The chest is tight as a fist, and in the
heart, a pull.
I see it--
The fire that burns out of sight
Whose flickering edges reach
The irises of your eyes.
GROUP PORTRAIT
Four heads on a two-wheeler
is a tight-rope dance
promising edge-of-seat
suspense to the riders. For many
This is an everyday machine of convenience.
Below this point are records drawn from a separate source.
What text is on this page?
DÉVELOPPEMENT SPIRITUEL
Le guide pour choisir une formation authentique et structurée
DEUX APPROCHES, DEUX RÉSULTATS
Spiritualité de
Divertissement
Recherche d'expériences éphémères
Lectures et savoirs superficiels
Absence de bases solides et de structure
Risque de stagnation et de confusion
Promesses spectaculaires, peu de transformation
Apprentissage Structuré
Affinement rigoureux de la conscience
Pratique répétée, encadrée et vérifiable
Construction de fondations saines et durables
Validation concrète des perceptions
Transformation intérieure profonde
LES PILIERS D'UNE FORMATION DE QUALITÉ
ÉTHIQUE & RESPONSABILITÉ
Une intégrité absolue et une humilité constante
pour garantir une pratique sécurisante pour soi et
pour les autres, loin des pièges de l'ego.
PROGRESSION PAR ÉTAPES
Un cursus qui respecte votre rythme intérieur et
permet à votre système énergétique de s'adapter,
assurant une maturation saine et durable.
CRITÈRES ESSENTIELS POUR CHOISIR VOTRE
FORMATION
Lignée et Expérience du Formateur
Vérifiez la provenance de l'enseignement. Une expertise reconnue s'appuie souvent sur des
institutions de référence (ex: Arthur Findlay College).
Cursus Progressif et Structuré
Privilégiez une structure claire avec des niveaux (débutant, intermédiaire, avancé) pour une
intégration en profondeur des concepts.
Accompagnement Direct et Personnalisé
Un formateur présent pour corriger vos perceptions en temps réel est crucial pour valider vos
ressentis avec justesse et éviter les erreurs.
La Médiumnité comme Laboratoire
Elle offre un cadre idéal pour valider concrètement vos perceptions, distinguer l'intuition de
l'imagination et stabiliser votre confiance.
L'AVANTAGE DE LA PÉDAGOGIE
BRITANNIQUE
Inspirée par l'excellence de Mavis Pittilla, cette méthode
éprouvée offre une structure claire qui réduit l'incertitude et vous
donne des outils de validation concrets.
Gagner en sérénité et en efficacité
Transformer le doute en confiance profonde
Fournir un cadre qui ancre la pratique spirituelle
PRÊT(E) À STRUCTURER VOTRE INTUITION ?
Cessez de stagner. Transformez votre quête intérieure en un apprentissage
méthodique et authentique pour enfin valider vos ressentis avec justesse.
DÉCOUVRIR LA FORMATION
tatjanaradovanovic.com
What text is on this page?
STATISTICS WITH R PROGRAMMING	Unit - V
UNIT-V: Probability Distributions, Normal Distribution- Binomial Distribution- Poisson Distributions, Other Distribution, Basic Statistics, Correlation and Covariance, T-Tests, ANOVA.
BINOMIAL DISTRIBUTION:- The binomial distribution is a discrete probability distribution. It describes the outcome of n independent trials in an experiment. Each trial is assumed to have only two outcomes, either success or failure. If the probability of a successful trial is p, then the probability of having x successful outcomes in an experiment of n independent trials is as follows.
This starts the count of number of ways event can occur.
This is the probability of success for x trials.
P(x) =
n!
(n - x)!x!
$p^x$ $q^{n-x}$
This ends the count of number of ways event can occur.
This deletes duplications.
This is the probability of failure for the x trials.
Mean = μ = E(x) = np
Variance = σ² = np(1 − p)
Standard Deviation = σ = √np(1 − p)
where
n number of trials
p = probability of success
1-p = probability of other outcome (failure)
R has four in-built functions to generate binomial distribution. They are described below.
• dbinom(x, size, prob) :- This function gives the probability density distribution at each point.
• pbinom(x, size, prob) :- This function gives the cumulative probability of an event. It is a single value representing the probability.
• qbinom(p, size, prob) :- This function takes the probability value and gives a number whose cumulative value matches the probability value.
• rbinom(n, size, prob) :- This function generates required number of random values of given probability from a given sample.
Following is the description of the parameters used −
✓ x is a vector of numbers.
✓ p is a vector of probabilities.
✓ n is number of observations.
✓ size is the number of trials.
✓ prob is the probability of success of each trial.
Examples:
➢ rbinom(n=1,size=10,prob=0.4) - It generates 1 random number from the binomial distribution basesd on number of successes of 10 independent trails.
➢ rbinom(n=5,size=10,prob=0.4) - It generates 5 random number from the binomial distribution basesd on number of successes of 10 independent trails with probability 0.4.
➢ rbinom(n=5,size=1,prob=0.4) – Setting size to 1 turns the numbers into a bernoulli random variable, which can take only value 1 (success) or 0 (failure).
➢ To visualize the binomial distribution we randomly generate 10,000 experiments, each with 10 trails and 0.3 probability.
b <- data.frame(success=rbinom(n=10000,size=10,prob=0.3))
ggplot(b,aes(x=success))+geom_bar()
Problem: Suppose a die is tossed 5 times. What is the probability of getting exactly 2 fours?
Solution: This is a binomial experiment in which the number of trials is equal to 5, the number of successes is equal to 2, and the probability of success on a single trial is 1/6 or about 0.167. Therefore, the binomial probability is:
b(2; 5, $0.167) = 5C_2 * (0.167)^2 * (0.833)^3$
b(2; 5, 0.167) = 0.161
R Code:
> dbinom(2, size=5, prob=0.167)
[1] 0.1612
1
No performer of tricks, or expert dodger,
this forced daredevilry
is for me a weekend act.
A getaway vehicle
for a clutch of kindred souls
poised in flight
from the city's snares.
Emerging from our burrow
we bump along an open strip of road
shaking off the skyline
in hot pursuit after us.
Roll into the centre of a charmed world—
vestiges of villages, a church
bathed in yellow light,
the undulating green waves stroking
Our sore eyes. We blink, unbelieving,
everytime we touch this holy relic.
This is the face
of the city in its infancy.
As if this last surviving child had fallen
out of history's monstrous family tree
into a trap door
and stumbled upon the secret of everlasting
youth:
Here it plays, curls gleaming in beams
of sunshine, the taste of its toe
still lingering
in the mouth. Enchanted, we move
Slowly, past the creek, skirting
the edge of the marsh
through a corridor
of palm, tamarind and casuarina, touching
down
On our own private public sanctuary.
The suburban skyline's given up
the chase. In front,
the seashore opens, where the children
run
Delivering their limbs to the expanse—
from the soles of their bare feet
upto the tips
of their hair tossed by the breeze.
Not so hard here, in a chosen spot,
to screen out insistent noises
packaged by bands
of picnickers, by turning deaf to everything
Except the crash of the surf.
Lying supine, filling our eyes
with the sky's embrace
mute to questions, doubts, that break
Surface to tiptoe abroad to take the air.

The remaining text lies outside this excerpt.